In this article, we have shown how order of magnitude estimates in conjunction with the accessibility of measured numbers of biological significance provide a useful picture of a vast array of biological problems, although this approach is only one of many and we are not advocating it as the unique or “right” way to study living systems. Through a series of illustrative (rather than comprehensive) case studies including: (i) one of the great mysteries of cell biology, namely, how from one cell come many, (ii) the mechanisms governing the regulated flow of materials in and out of living cells, and (iii) a study of the carbon budget in photosynthesis both at the scale of biosphere and individual cells, we see that biological numeracy can be a powerful tool for understanding the living world that complements the powerful tools based on qualitative reasoning that have given rise to modern biology.

It is fair to wonder whether this emphasis on quantification really brings anything new and compelling to the analysis of biological phenomena. We are persuaded that the answer to this question is yes and that this numerical spin on biological analysis carries with it a number of interesting consequences. First, a quantitative emphasis makes it possible to decipher the dominant forces in play in a given biological process (e.g., demand for energy or demand for carbon skeletons). Second, order of magnitude BioEstimates merged with BioNumbers help reveal limits on biological processes (minimal generation time or human-appropriated global net primary productivity) or lack thereof (available solar energy impinging on Earth versus humanity's demands). Finally, numbers can be enlightening by sharpening the questions we ask about a given biological problem. Many biological experiments report their data in quantitative form and in some cases, as long as the models are verbal rather than quantitative, the theory will lag behind the experiments. For example, if considering the input–output relation in a gene-regulatory network or a signal-transduction network, it is one thing to say that the output goes up or down, it is quite another to say by how much (53).
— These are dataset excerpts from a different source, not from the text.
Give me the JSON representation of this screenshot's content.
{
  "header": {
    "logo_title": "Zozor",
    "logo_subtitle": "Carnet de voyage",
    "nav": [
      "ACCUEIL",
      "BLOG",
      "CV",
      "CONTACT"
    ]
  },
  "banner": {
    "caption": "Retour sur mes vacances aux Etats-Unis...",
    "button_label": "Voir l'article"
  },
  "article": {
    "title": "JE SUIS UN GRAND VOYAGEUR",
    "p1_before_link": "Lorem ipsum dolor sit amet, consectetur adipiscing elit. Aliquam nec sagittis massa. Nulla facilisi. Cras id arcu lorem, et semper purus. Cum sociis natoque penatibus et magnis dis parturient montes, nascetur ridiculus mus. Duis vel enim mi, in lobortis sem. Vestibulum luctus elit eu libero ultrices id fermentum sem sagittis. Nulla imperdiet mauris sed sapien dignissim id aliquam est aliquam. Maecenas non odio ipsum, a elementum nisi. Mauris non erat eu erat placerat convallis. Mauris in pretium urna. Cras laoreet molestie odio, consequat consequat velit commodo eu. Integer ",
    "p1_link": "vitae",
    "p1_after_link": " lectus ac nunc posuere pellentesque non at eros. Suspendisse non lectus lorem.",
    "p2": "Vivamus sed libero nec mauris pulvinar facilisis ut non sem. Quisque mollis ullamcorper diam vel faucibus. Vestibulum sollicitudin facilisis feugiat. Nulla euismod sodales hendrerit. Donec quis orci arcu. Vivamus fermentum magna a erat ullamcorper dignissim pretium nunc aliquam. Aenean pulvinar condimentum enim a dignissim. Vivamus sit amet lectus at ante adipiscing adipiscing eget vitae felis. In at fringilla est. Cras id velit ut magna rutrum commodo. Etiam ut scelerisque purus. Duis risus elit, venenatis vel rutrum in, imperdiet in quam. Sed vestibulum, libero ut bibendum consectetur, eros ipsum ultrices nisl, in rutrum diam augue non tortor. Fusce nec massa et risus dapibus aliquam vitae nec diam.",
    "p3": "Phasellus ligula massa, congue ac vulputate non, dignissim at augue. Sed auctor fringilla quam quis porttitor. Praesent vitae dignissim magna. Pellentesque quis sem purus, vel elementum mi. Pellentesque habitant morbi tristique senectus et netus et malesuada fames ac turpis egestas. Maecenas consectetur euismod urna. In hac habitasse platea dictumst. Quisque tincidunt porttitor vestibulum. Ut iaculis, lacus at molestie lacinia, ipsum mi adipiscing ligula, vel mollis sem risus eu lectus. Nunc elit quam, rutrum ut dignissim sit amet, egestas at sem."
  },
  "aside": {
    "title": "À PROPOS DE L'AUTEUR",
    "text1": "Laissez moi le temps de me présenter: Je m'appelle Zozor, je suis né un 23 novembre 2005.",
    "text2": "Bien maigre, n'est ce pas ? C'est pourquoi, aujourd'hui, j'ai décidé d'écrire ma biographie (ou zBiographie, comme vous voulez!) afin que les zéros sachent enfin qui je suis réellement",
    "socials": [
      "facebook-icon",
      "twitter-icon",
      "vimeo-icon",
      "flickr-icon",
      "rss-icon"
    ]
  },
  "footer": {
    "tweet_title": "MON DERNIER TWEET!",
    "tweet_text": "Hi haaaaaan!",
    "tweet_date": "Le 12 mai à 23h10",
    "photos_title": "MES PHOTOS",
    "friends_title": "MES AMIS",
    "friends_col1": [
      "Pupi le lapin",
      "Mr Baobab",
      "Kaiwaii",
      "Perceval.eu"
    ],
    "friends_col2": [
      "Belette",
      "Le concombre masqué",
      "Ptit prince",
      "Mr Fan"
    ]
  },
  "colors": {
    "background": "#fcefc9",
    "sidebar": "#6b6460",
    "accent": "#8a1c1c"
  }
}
Given the flood of data emanating from new molecular techniques there is every reason to believe that more and more quantitative hints will be available for ever more sophisticated inferences about the mechanisms of biological action. We hope that readers of this article will be inspired to join us in our enthusiasm for the quantitative approach advocated here and make their own submissions to the BioNumbers database and similarly, will use simple order of magnitude estimates as a way to discover previously uncovered linkages or call attention to paradoxes and conundrums in their own research areas.